ECLI:NL:CRVB:2016:784
Centrale Raad van Beroep
- Hoger beroep
- Rechtspraak.nl
Intrekking en terugvordering van bijstandsverlening wegens verzwegen vermogen in Turkije
In deze zaak gaat het om de intrekking en terugvordering van bijstandsverlening aan appellant, die vanaf 3 augustus 2004 bijstand ontving op basis van de Wet werk en bijstand. De Sociale verzekeringsbank (Svb) heeft de bijstandsverlening overgenomen en voortgezet als een aanvullende inkomensvoorziening voor ouderen. In het kader van een onderzoek naar het bezit van een woning in Turkije, heeft de Svb appellant gevraagd om informatie te verstrekken. Appellant bevestigde eigenaar te zijn van een woning in Turkije en gaf aan dat deze woning in 1973 was aangekocht. De Svb blokkeerde de betaling van de AIO-aanvulling en startte een onderzoek naar de waarde van de woning.

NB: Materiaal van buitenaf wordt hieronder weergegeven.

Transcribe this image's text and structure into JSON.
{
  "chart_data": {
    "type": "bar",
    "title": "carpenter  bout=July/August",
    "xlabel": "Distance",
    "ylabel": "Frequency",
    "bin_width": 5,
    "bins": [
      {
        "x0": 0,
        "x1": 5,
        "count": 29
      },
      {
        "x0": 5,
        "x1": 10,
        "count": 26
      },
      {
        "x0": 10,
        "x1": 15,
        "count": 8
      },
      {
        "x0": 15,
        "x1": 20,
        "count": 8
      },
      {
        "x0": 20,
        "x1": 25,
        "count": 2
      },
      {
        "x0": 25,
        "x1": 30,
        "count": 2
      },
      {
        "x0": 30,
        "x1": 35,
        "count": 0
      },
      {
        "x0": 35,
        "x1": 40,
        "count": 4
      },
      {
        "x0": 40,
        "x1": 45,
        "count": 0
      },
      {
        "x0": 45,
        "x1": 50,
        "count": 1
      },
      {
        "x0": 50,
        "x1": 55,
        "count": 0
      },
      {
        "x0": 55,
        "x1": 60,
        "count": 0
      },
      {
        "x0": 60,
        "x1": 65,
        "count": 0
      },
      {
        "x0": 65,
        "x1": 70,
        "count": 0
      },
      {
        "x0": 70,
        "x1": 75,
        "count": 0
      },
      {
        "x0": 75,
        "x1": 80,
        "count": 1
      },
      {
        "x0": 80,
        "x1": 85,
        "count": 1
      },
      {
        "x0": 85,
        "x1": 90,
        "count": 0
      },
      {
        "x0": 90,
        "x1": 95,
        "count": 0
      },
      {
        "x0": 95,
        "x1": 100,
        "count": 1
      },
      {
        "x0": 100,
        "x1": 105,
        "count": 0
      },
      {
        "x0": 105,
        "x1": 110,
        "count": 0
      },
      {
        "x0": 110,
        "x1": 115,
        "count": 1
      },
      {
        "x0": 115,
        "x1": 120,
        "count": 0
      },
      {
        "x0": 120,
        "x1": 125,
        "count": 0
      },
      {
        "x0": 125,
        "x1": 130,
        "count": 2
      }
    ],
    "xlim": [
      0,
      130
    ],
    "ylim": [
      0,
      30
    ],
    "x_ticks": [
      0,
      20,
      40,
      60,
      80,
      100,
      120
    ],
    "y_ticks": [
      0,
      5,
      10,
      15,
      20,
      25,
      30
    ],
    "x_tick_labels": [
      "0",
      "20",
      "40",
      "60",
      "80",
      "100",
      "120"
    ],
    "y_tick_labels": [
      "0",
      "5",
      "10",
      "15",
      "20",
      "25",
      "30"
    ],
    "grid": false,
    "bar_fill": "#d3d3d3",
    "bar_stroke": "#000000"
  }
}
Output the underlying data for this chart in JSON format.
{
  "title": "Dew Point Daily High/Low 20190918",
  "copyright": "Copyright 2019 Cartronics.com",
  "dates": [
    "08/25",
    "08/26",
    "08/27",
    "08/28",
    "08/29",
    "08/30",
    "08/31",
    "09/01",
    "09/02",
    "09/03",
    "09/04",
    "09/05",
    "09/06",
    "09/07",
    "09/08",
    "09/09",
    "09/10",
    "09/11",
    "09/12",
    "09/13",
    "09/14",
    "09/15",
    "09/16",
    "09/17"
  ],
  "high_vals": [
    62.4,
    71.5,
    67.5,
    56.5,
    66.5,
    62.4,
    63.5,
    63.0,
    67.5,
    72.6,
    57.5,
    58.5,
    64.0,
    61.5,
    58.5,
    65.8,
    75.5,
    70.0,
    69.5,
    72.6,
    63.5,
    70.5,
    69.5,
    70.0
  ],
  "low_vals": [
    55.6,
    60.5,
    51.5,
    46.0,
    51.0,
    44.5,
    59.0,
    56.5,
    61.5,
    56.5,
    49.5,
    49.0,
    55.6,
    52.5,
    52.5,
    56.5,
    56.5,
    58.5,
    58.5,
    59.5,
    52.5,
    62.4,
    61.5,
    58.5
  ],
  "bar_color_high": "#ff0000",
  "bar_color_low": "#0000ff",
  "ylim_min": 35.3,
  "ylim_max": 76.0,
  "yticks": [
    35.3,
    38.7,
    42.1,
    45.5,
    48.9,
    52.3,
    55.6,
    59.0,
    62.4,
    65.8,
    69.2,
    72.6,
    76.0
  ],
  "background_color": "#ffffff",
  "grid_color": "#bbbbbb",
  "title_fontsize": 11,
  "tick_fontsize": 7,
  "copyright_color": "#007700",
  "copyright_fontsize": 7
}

Op basis van de onderzoeksresultaten heeft de Svb besloten om de bijstand van appellant met terugwerkende kracht in te trekken en een bedrag van bijna € 20.000,- terug te vorderen. Appellant heeft bezwaar gemaakt tegen dit besluit, maar de Svb heeft het bezwaar ongegrond verklaard. De rechtbank Zeeland-West-Brabant heeft het beroep van appellant tegen dit besluit ongegrond verklaard, waarbij werd overwogen dat appellant niet aannemelijk heeft gemaakt dat hij slechts voor de helft eigenaar was van de woning en dat de waarde van de woning de vermogensgrens overschreed.
In hoger beroep heeft appellant zijn eerdere argumenten herhaald, maar de Centrale Raad van Beroep heeft de uitspraak van de rechtbank bevestigd. De Raad oordeelde dat de gronden van appellant in essentie een herhaling waren van wat eerder was aangevoerd en dat de rechtbank gemotiveerd op deze gronden was ingegaan. De Raad heeft geen aanleiding gezien voor een veroordeling in de proceskosten.